Inspired by this chance encounter with the children’s picture book, guest curator Leslie Moody Castro brings together an exhibition exploring how identity is created, diffused, and taught, not only in the context of Mexico, but in general. Artists Nico Colon, Sofia Cordova, and Cruz Ortiz collaborate with Castro to reimagine and articulate responses to a topic that defines our socio-political atmosphere. The artistic response to a charming yet simplistic depiction of Mexico meant for children creates an opportunity to explore and problematize, within the system of education, taxonomies and general characterizations of culture. This is the second exhibition guest curated by Leslie Moody Castro for the University Galleries exploring and responding to issues of culture.

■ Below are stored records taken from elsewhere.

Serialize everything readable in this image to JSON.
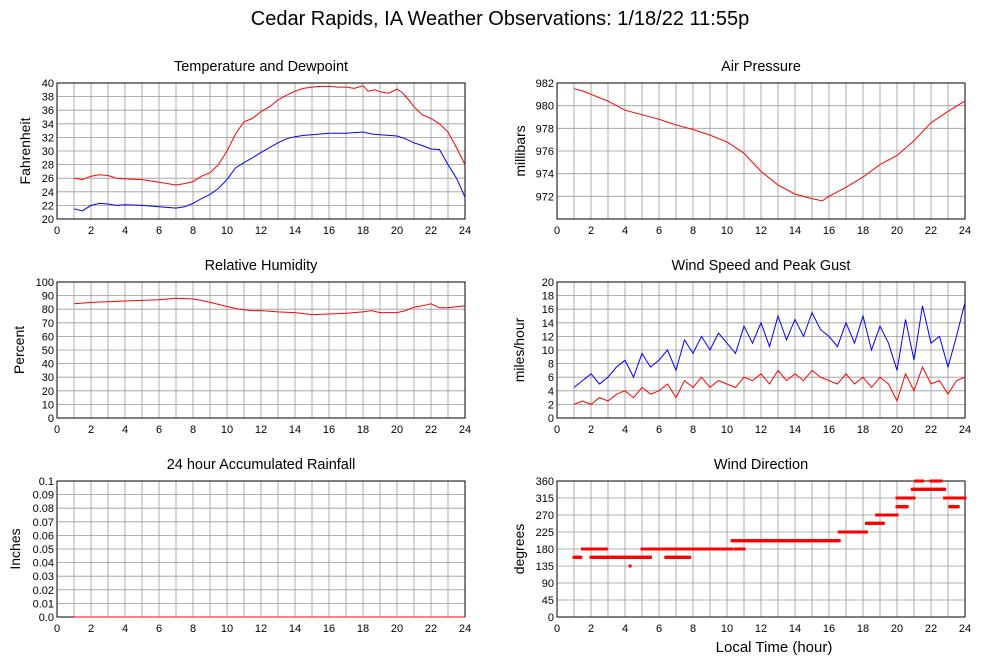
{
  "page": {
    "title": "Cedar Rapids, IA Weather Observations: 1/18/22 11:55p",
    "x_axis_label": "Local Time (hour)"
  },
  "chart_data": [
    {
      "id": "temp",
      "type": "line",
      "title": "Temperature and Dewpoint",
      "ylabel": "Fahrenheit",
      "xlabel": "",
      "xlim": [
        0,
        24
      ],
      "ylim": [
        20,
        40
      ],
      "x_ticks": [
        0,
        2,
        4,
        6,
        8,
        10,
        12,
        14,
        16,
        18,
        20,
        22,
        24
      ],
      "y_ticks": [
        20,
        22,
        24,
        26,
        28,
        30,
        32,
        34,
        36,
        38,
        40
      ],
      "grid": true,
      "series": [
        {
          "color": "#ff0000",
          "x": [
            1,
            1.5,
            2,
            2.5,
            3,
            3.5,
            4,
            5,
            6,
            7,
            7.5,
            8,
            8.5,
            9,
            9.5,
            10,
            10.5,
            11,
            11.5,
            12,
            12.5,
            13,
            13.5,
            14,
            14.5,
            15,
            15.5,
            16,
            16.5,
            17,
            17.5,
            18,
            18.3,
            18.7,
            19,
            19.5,
            20,
            20.3,
            20.7,
            21,
            21.5,
            22,
            22.5,
            23,
            23.5,
            24
          ],
          "y": [
            26,
            25.8,
            26.3,
            26.5,
            26.4,
            26,
            25.9,
            25.8,
            25.4,
            25,
            25.2,
            25.5,
            26.3,
            26.8,
            28,
            30,
            32.5,
            34.3,
            34.8,
            35.8,
            36.5,
            37.5,
            38.2,
            38.8,
            39.2,
            39.4,
            39.5,
            39.5,
            39.4,
            39.4,
            39.2,
            39.6,
            38.8,
            39,
            38.7,
            38.5,
            39.1,
            38.6,
            37.5,
            36.5,
            35.3,
            34.8,
            34,
            32.8,
            30.5,
            28
          ]
        },
        {
          "color": "#0000ff",
          "x": [
            1,
            1.5,
            2,
            2.5,
            3,
            3.5,
            4,
            5,
            6,
            7,
            7.5,
            8,
            8.5,
            9,
            9.5,
            10,
            10.5,
            11,
            11.5,
            12,
            12.5,
            13,
            13.5,
            14,
            14.5,
            15,
            15.5,
            16,
            16.5,
            17,
            17.5,
            18,
            18.5,
            19,
            19.5,
            20,
            20.5,
            21,
            21.5,
            22,
            22.5,
            23,
            23.5,
            24
          ],
          "y": [
            21.5,
            21.2,
            22,
            22.3,
            22.2,
            22,
            22.1,
            22,
            21.8,
            21.6,
            21.8,
            22.3,
            23,
            23.6,
            24.5,
            25.8,
            27.5,
            28.3,
            29,
            29.8,
            30.5,
            31.2,
            31.8,
            32.1,
            32.3,
            32.4,
            32.5,
            32.6,
            32.6,
            32.6,
            32.7,
            32.8,
            32.5,
            32.4,
            32.3,
            32.2,
            31.8,
            31.2,
            30.8,
            30.3,
            30.2,
            28,
            26,
            23.2
          ]
        }
      ]
    },
    {
      "id": "pressure",
      "type": "line",
      "title": "Air Pressure",
      "ylabel": "millibars",
      "xlabel": "",
      "xlim": [
        0,
        24
      ],
      "ylim": [
        970,
        982
      ],
      "x_ticks": [
        0,
        2,
        4,
        6,
        8,
        10,
        12,
        14,
        16,
        18,
        20,
        22,
        24
      ],
      "y_ticks": [
        972,
        974,
        976,
        978,
        980,
        982
      ],
      "grid": true,
      "series": [
        {
          "color": "#ff0000",
          "x": [
            1,
            1.5,
            2,
            3,
            4,
            5,
            6,
            7,
            8,
            9,
            10,
            11,
            12,
            13,
            14,
            15,
            15.6,
            16,
            17,
            18,
            19,
            20,
            21,
            22,
            23,
            24
          ],
          "y": [
            981.5,
            981.3,
            981,
            980.4,
            979.6,
            979.2,
            978.8,
            978.3,
            977.9,
            977.4,
            976.8,
            975.8,
            974.2,
            973,
            972.2,
            971.8,
            971.6,
            972,
            972.8,
            973.7,
            974.8,
            975.6,
            976.9,
            978.5,
            979.5,
            980.4
          ]
        }
      ]
    },
    {
      "id": "humidity",
      "type": "line",
      "title": "Relative Humidity",
      "ylabel": "Percent",
      "xlabel": "",
      "xlim": [
        0,
        24
      ],
      "ylim": [
        0,
        100
      ],
      "x_ticks": [
        0,
        2,
        4,
        6,
        8,
        10,
        12,
        14,
        16,
        18,
        20,
        22,
        24
      ],
      "y_ticks": [
        0,
        10,
        20,
        30,
        40,
        50,
        60,
        70,
        80,
        90,
        100
      ],
      "grid": true,
      "series": [
        {
          "color": "#ff0000",
          "x": [
            1,
            1.5,
            2,
            3,
            4,
            5,
            6,
            7,
            8,
            8.5,
            9,
            9.5,
            10,
            10.5,
            11,
            11.5,
            12,
            13,
            14,
            15,
            16,
            17,
            18,
            18.5,
            19,
            20,
            20.5,
            21,
            21.5,
            22,
            22.5,
            23,
            24
          ],
          "y": [
            84,
            84.5,
            85,
            85.5,
            86,
            86.5,
            87,
            88,
            87.5,
            86.5,
            85,
            83.5,
            82,
            80.5,
            79.5,
            79,
            79,
            78,
            77.5,
            76,
            76.5,
            77,
            78,
            79,
            77.5,
            77.5,
            79,
            81.5,
            82.5,
            84,
            81,
            81,
            82.5
          ]
        }
      ]
    },
    {
      "id": "wind",
      "type": "line",
      "title": "Wind Speed and Peak Gust",
      "ylabel": "miles/hour",
      "xlabel": "",
      "xlim": [
        0,
        24
      ],
      "ylim": [
        0,
        20
      ],
      "x_ticks": [
        0,
        2,
        4,
        6,
        8,
        10,
        12,
        14,
        16,
        18,
        20,
        22,
        24
      ],
      "y_ticks": [
        0,
        2,
        4,
        6,
        8,
        10,
        12,
        14,
        16,
        18,
        20
      ],
      "grid": true,
      "series": [
        {
          "color": "#0000ff",
          "x": [
            1,
            1.5,
            2,
            2.5,
            3,
            3.5,
            4,
            4.5,
            5,
            5.5,
            6,
            6.5,
            7,
            7.5,
            8,
            8.5,
            9,
            9.5,
            10,
            10.5,
            11,
            11.5,
            12,
            12.5,
            13,
            13.5,
            14,
            14.5,
            15,
            15.5,
            16,
            16.5,
            17,
            17.5,
            18,
            18.5,
            19,
            19.5,
            20,
            20.5,
            21,
            21.5,
            22,
            22.5,
            23,
            23.5,
            24
          ],
          "y": [
            4.5,
            5.5,
            6.5,
            5,
            6,
            7.5,
            8.5,
            6,
            9.5,
            7.5,
            8.5,
            10,
            7,
            11.5,
            9.5,
            12,
            10,
            12.5,
            11,
            9.5,
            13.5,
            11,
            14,
            10.5,
            15,
            11.5,
            14.5,
            12,
            15.5,
            13,
            12,
            10.5,
            14,
            11,
            15,
            10,
            13.5,
            11,
            7,
            14.5,
            8.5,
            16.5,
            11,
            12,
            7.5,
            12,
            17
          ]
        },
        {
          "color": "#ff0000",
          "x": [
            1,
            1.5,
            2,
            2.5,
            3,
            3.5,
            4,
            4.5,
            5,
            5.5,
            6,
            6.5,
            7,
            7.5,
            8,
            8.5,
            9,
            9.5,
            10,
            10.5,
            11,
            11.5,
            12,
            12.5,
            13,
            13.5,
            14,
            14.5,
            15,
            15.5,
            16,
            16.5,
            17,
            17.5,
            18,
            18.5,
            19,
            19.5,
            20,
            20.5,
            21,
            21.5,
            22,
            22.5,
            23,
            23.5,
            24
          ],
          "y": [
            2,
            2.5,
            2,
            3,
            2.5,
            3.5,
            4,
            3,
            4.5,
            3.5,
            4,
            5,
            3,
            5.5,
            4.5,
            6,
            4.5,
            5.5,
            5,
            4.5,
            6,
            5.5,
            6.5,
            5,
            7,
            5.5,
            6.5,
            5.5,
            7,
            6,
            5.5,
            5,
            6.5,
            5,
            6,
            4.5,
            6,
            5,
            2.5,
            6.5,
            4,
            7.5,
            5,
            5.5,
            3.5,
            5.5,
            6
          ]
        }
      ]
    },
    {
      "id": "rain",
      "type": "line",
      "title": "24 hour Accumulated Rainfall",
      "ylabel": "Inches",
      "xlabel": "",
      "xlim": [
        0,
        24
      ],
      "ylim": [
        0,
        0.1
      ],
      "x_ticks": [
        0,
        2,
        4,
        6,
        8,
        10,
        12,
        14,
        16,
        18,
        20,
        22,
        24
      ],
      "y_ticks": [
        "0.0",
        "0.01",
        "0.02",
        "0.03",
        "0.04",
        "0.05",
        "0.06",
        "0.07",
        "0.08",
        "0.09",
        "0.1"
      ],
      "grid": true,
      "series": [
        {
          "color": "#ff0000",
          "x": [
            1,
            24
          ],
          "y": [
            0,
            0
          ]
        }
      ]
    },
    {
      "id": "direction",
      "type": "scatter",
      "title": "Wind Direction",
      "ylabel": "degrees",
      "xlabel": "Local Time (hour)",
      "xlim": [
        0,
        24
      ],
      "ylim": [
        0,
        360
      ],
      "x_ticks": [
        0,
        2,
        4,
        6,
        8,
        10,
        12,
        14,
        16,
        18,
        20,
        22,
        24
      ],
      "y_ticks": [
        0,
        45,
        90,
        135,
        180,
        225,
        270,
        315,
        360
      ],
      "grid": true,
      "series": [
        {
          "color": "#ff0000",
          "segments": [
            [
              1.0,
              1.4,
              158
            ],
            [
              1.5,
              2.9,
              180
            ],
            [
              2.0,
              4.6,
              158
            ],
            [
              4.7,
              5.5,
              158
            ],
            [
              5.0,
              5.4,
              180
            ],
            [
              5.5,
              7.8,
              180
            ],
            [
              6.4,
              7.8,
              158
            ],
            [
              7.8,
              10.3,
              180
            ],
            [
              10.5,
              11.0,
              180
            ],
            [
              10.3,
              10.9,
              202
            ],
            [
              11.0,
              16.2,
              202
            ],
            [
              16.3,
              16.6,
              202
            ],
            [
              16.6,
              18.2,
              225
            ],
            [
              18.2,
              19.2,
              248
            ],
            [
              18.8,
              19.5,
              270
            ],
            [
              19.5,
              20.0,
              270
            ],
            [
              20.0,
              20.6,
              292
            ],
            [
              20.0,
              21.0,
              315
            ],
            [
              20.9,
              21.6,
              338
            ],
            [
              21.1,
              21.5,
              360
            ],
            [
              21.6,
              22.8,
              338
            ],
            [
              22.0,
              22.6,
              360
            ],
            [
              22.8,
              24.0,
              315
            ],
            [
              23.1,
              23.6,
              292
            ]
          ],
          "points": [
            [
              4.3,
              135
            ],
            [
              1.2,
              158
            ],
            [
              2.6,
              158
            ],
            [
              9.2,
              180
            ],
            [
              8.7,
              180
            ],
            [
              17.3,
              225
            ]
          ]
        }
      ]
    }
  ]
}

Nico Colon, based in Los Angeles, California, and Mexico City, produces paintings informed by the history and imagery of the conquest of Mexico and the United States. Sofia Cordova, born in Puerto Rico and living in Oakland, California, uses the vernacular of digital media to create speculative future-histories of human existence and interaction. Cruz Ortiz lives and works in San Antonio, Texas, uses print, performance, and film to address issues related to his experiences growing up in the bicultural landscape of South Texas. Leslie Moody Castro is an independent curator and writer living and working in both Mexico and Texas. She has organized and collaborated on numerous exhibitions and recently co-founded Unlisted Projects, an artist residency program in Austin, Texas. Moody Castro was recently awarded a grant through the National Endowment for the Arts for her collaborative project Placeholder, at the Visual Arts Center at The University of Texas at Austin; and has also been selected as Curator and Artistic Director for the Texas Biennial, slated for the fall of 2017. She is a regular contributor to Artforum, Flash Art International, Frieze Magazine, ArtNews, and Artcritical. Moody Castro earned her Master’s degree at the University of Texas at Austin in Museum Education with a portfolio supplement in Museum Studies in 2010, and her Bachelor’s degree in Art History at DePaul University in Chicago in 2004.